Are Feature Walls Passe?

You may have read that feature walls are passe. I want to reassure you this is just not so! The concept and style of the feature wall have changed but their use is still going strong.

Typically a feature wall is used in one of two situations – either to highlight or downplay. If you have a particular architectural feature or a line of sight, think focal point, that you would like to highlight, a feature wall is an ideal approach to ensure the feature is in the spotlight. Conversely, if there is something not particularly attractive in a space that you do not want to draw attention to, for example an awkward corner, ugly fireplace or unattractive view you should downplay it.

Another instance where a feature wall can be of benefit is in an open concept home. Accent walls serve to create definition to functional areas such as the dining or conversation area.

Photo Credit: Victoria Borodinova

Photo Credit: Victoria Borodinova

So, how do you make a feature wall work for you?


Colour is one of your best friends in either situation and the most economical as well! Dark or richer colours will draw the feature forward so the eye naturally moves to that which you are highlighting. In this instance only the feature wall should be painted the darker tone and the other walls a lighter coordinating colour.

Lighter colours recede so the feature you are trying to downplay would not stand out and in this instance I would paint all walls the same lighter colour to bring cohesiveness to the space thereby further downplaying the feature you are trying to minimize.

Photo Credits Above Left to Right: Jason Leung, Stefen Tan


There are a wide range of materials available that are appearing on feature walls. Tiles (ceramic, quartz, concrete), ship lap, stone, wall paper (yep! it’s back!), wood, fabric, plants – if you can imagine it, it is going to be available and its use possible on walls. Any one of these materials can be used to create a stunning feature wall or to complement an existing architectural feature such as a fireplace, line of site or a panorama.

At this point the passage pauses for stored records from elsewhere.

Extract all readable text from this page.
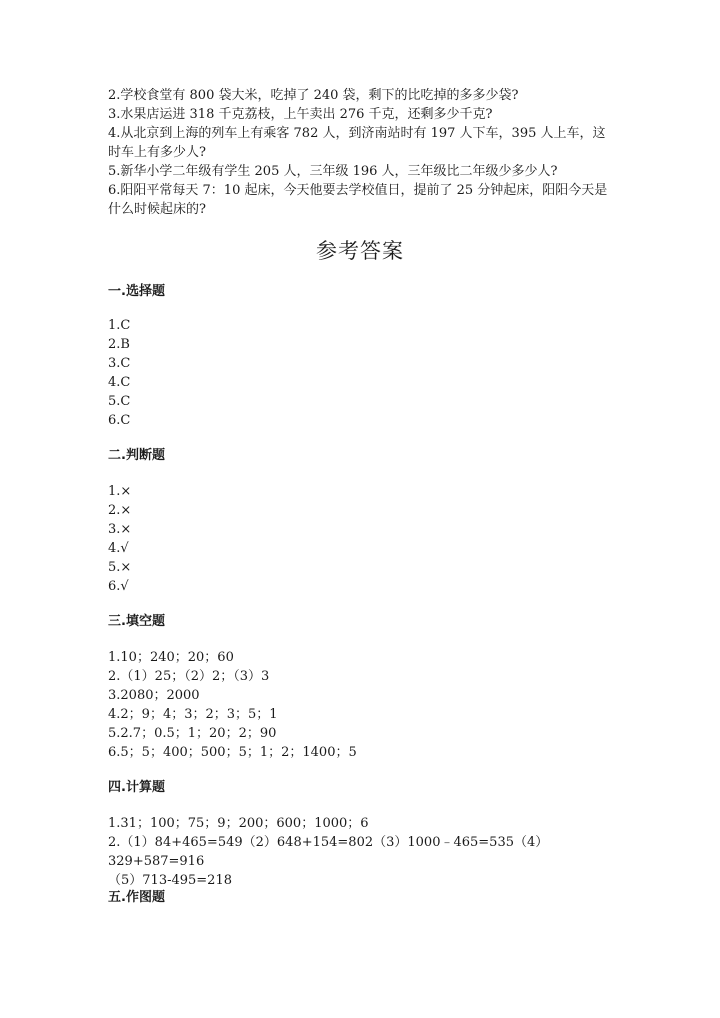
2.学校食堂有 800 袋大米，吃掉了 240 袋，剩下的比吃掉的多多少袋?

3.水果店运进 318 千克荔枝，上午卖出 276 千克，还剩多少千克?

4.从北京到上海的列车上有乘客 782 人，到济南站时有 197 人下车，395 人上车，这时车上有多少人?

5.新华小学二年级有学生 205 人，三年级 196 人，三年级比二年级少多少人?

6.阳阳平常每天 7：10 起床，今天他要去学校值日，提前了 25 分钟起床，阳阳今天是什么时候起床的?

参考答案
一.选择题

1.C

2.B

3.C

4.C

5.C

6.C

二.判断题

1.×

2.×

3.×

4.√

5.×

6.√

三.填空题

1.10；240；20；60

2.（1）25；（2）2；（3）3

3.2080；2000

4.2；9；4；3；2；3；5；1

5.2.7；0.5；1；20；2；90

6.5；5；400；500；5；1；2；1400；5

四.计算题

1.31；100；75；9；200；600；1000；6

2.（1）84+465=549（2）648+154=802（3）1000﹣465=535（4）329+587=916

（5）713-495=218

五.作图题
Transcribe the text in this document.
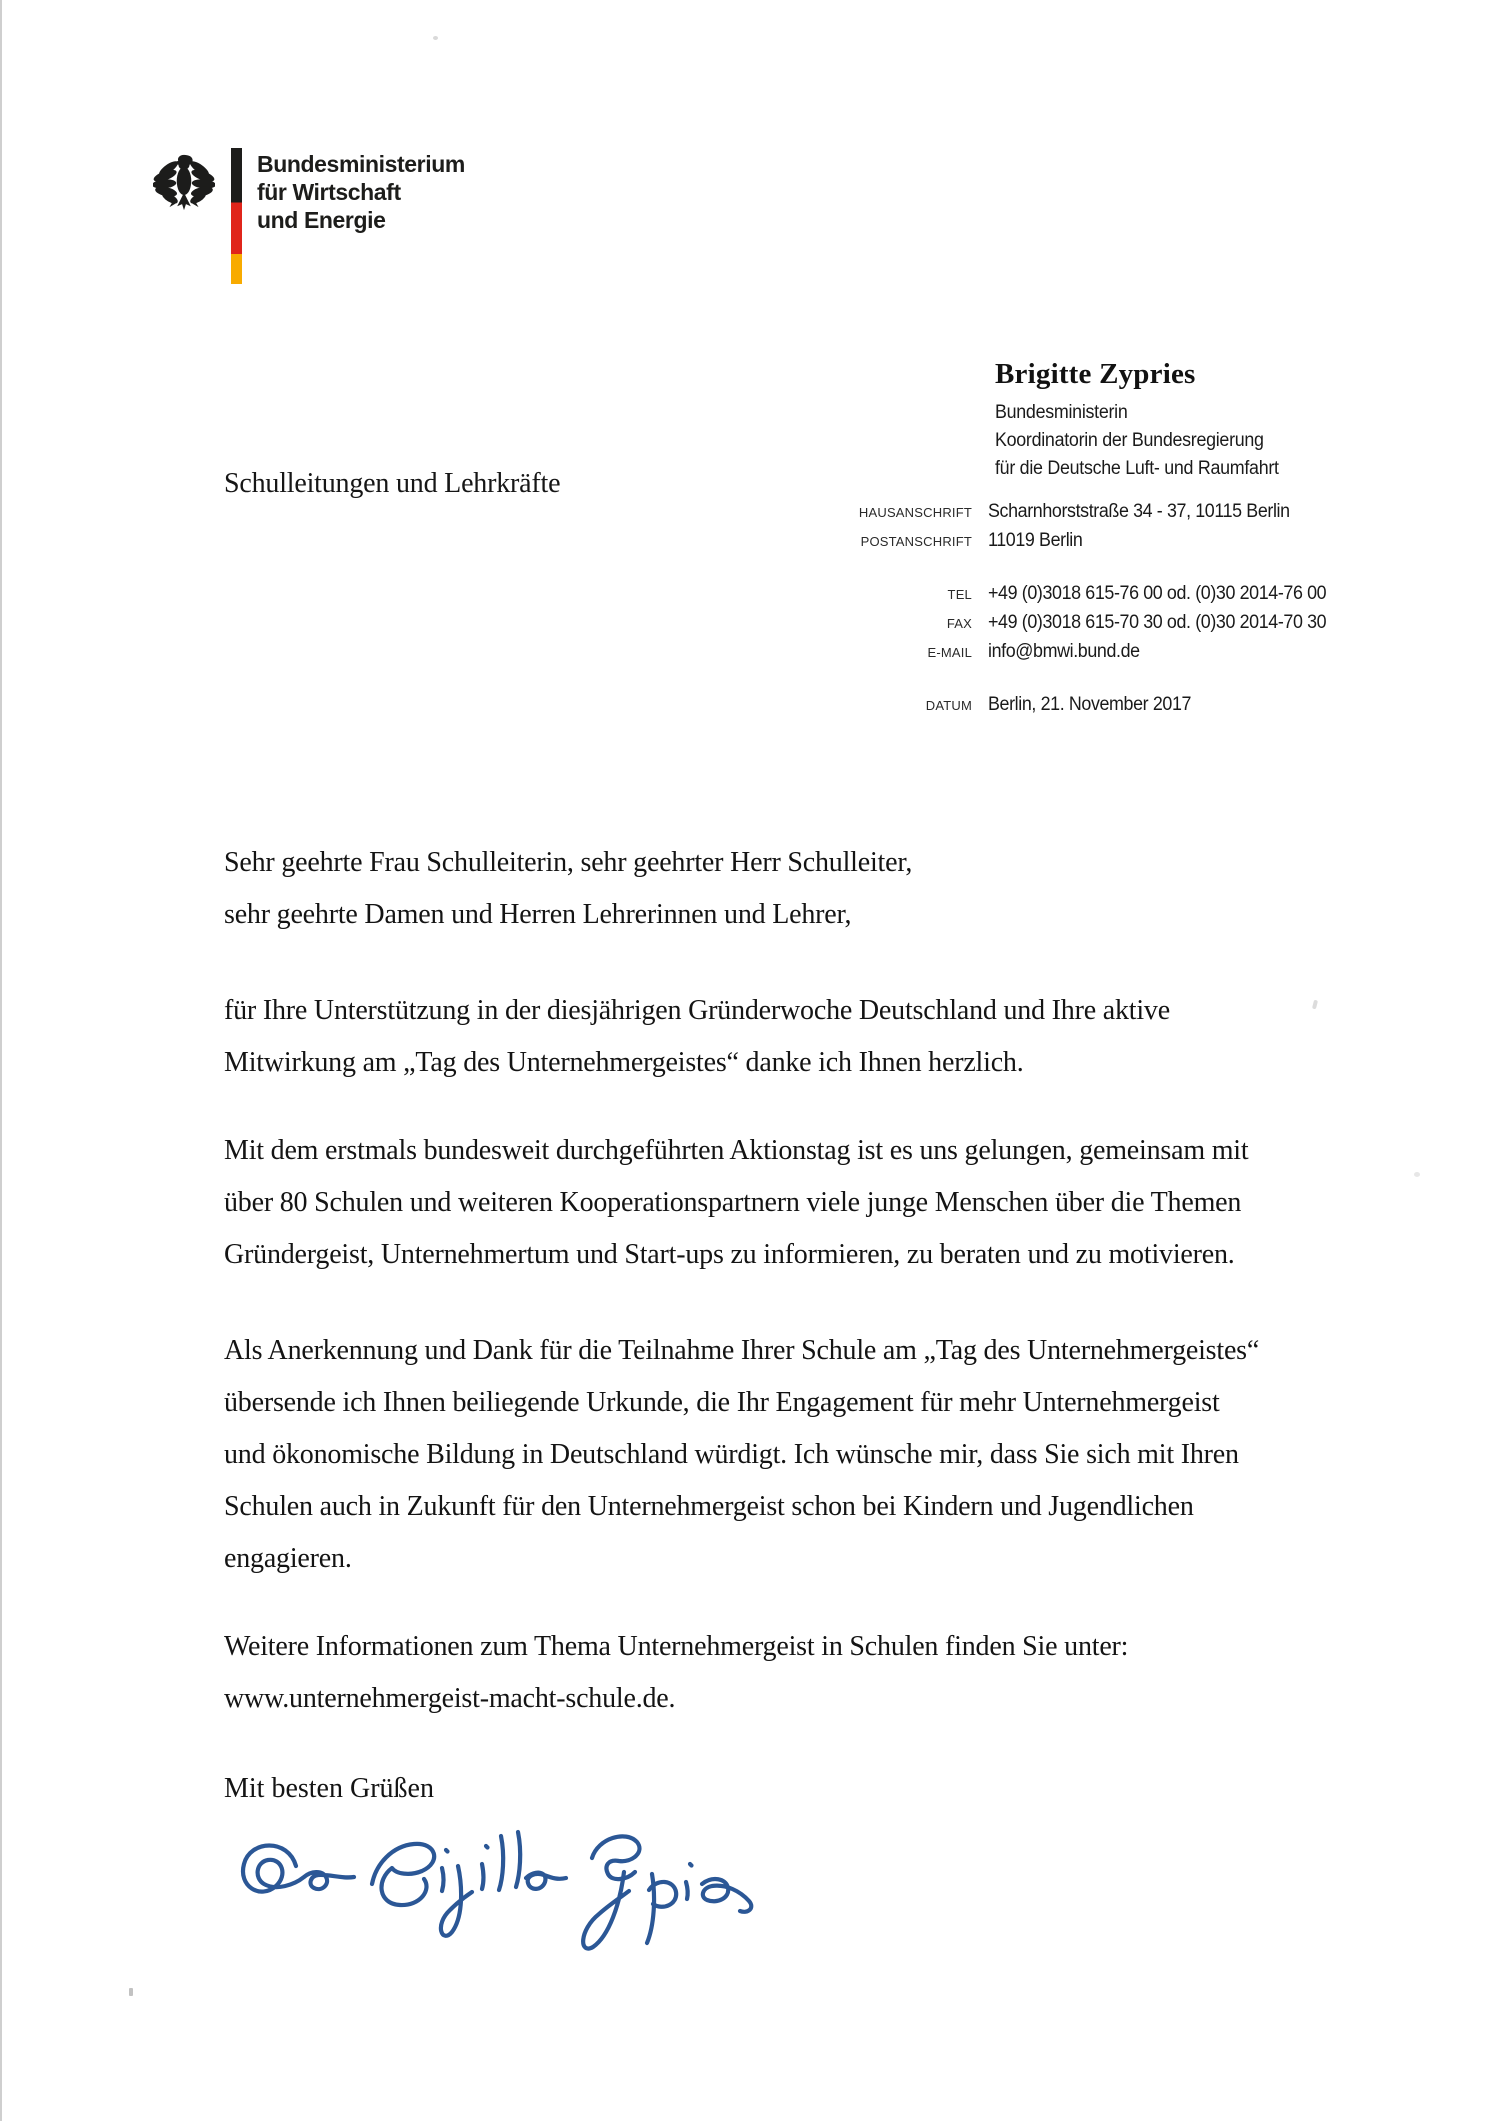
Bundesministerium
für Wirtschaft
und Energie
Schulleitungen und Lehrkräfte
Brigitte Zypries
Bundesministerin
Koordinatorin der Bundesregierung
für die Deutsche Luft- und Raumfahrt
HAUSANSCHRIFT Scharnhorststraße 34 - 37, 10115 Berlin
POSTANSCHRIFT 11019 Berlin
TEL +49 (0)3018 615-76 00 od. (0)30 2014-76 00
FAX +49 (0)3018 615-70 30 od. (0)30 2014-70 30
E-MAIL info@bmwi.bund.de
DATUM Berlin, 21. November 2017
Sehr geehrte Frau Schulleiterin, sehr geehrter Herr Schulleiter,
sehr geehrte Damen und Herren Lehrerinnen und Lehrer,
für Ihre Unterstützung in der diesjährigen Gründerwoche Deutschland und Ihre aktive
Mitwirkung am „Tag des Unternehmergeistes“ danke ich Ihnen herzlich.
Mit dem erstmals bundesweit durchgeführten Aktionstag ist es uns gelungen, gemeinsam mit
über 80 Schulen und weiteren Kooperationspartnern viele junge Menschen über die Themen
Gründergeist, Unternehmertum und Start-ups zu informieren, zu beraten und zu motivieren.
Als Anerkennung und Dank für die Teilnahme Ihrer Schule am „Tag des Unternehmergeistes“
übersende ich Ihnen beiliegende Urkunde, die Ihr Engagement für mehr Unternehmergeist
und ökonomische Bildung in Deutschland würdigt. Ich wünsche mir, dass Sie sich mit Ihren
Schulen auch in Zukunft für den Unternehmergeist schon bei Kindern und Jugendlichen
engagieren.
Weitere Informationen zum Thema Unternehmergeist in Schulen finden Sie unter:
www.unternehmergeist-macht-schule.de.
Mit besten Grüßen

Photo Credits Above Left to Right: Rob Wingate, Keresi72, Ilario Piatti, Simply Swank Decor

Such a feature wall can also serve to draw the eye toward it and away from an unattractive feature. For example, if there is an ugly wall you do not want to highlight, make the opposite wall a feature wall with one of the materials mentioned above. To further downplay the ugly wall, paint it and the other walls a similar light shade. While the eye will naturally be drawn to the feature wall, lighter colour on the remaining walls will make them recede and the feature wall even more prominent.

Feature Walls - Not For Every Space

While feature walls can downplay a feature or emphasize a focal point, they should not be used in every space. Small spaces will feel even smaller and more crowded if they include a feature wall. Similarly crowded spaces, regardless of their size, will feel even more crowded and ‘busy’ if an accent wall is installed.

In these instances if you still want to hide or highlight a feature, consider the use of paint in light, calm and coordinating colours only. The eye will discern a difference in the colours and move to the focal point you are accentuating.

Photo Credit: Michael Mroczek

Photo Credit: Michael Mroczek

When planning a feature wall be sure not to overwhelm your room, remember that less is more and can make the feature wall even more attractive. Bear in mind that creating a feature wall anywhere but the focal point will create a sense of chaos as the eye will not have a place to ‘rest’.

So what feature do you want to highlight (or hide!). Enjoy considering the possibilities and creating a comfortable, stylish space.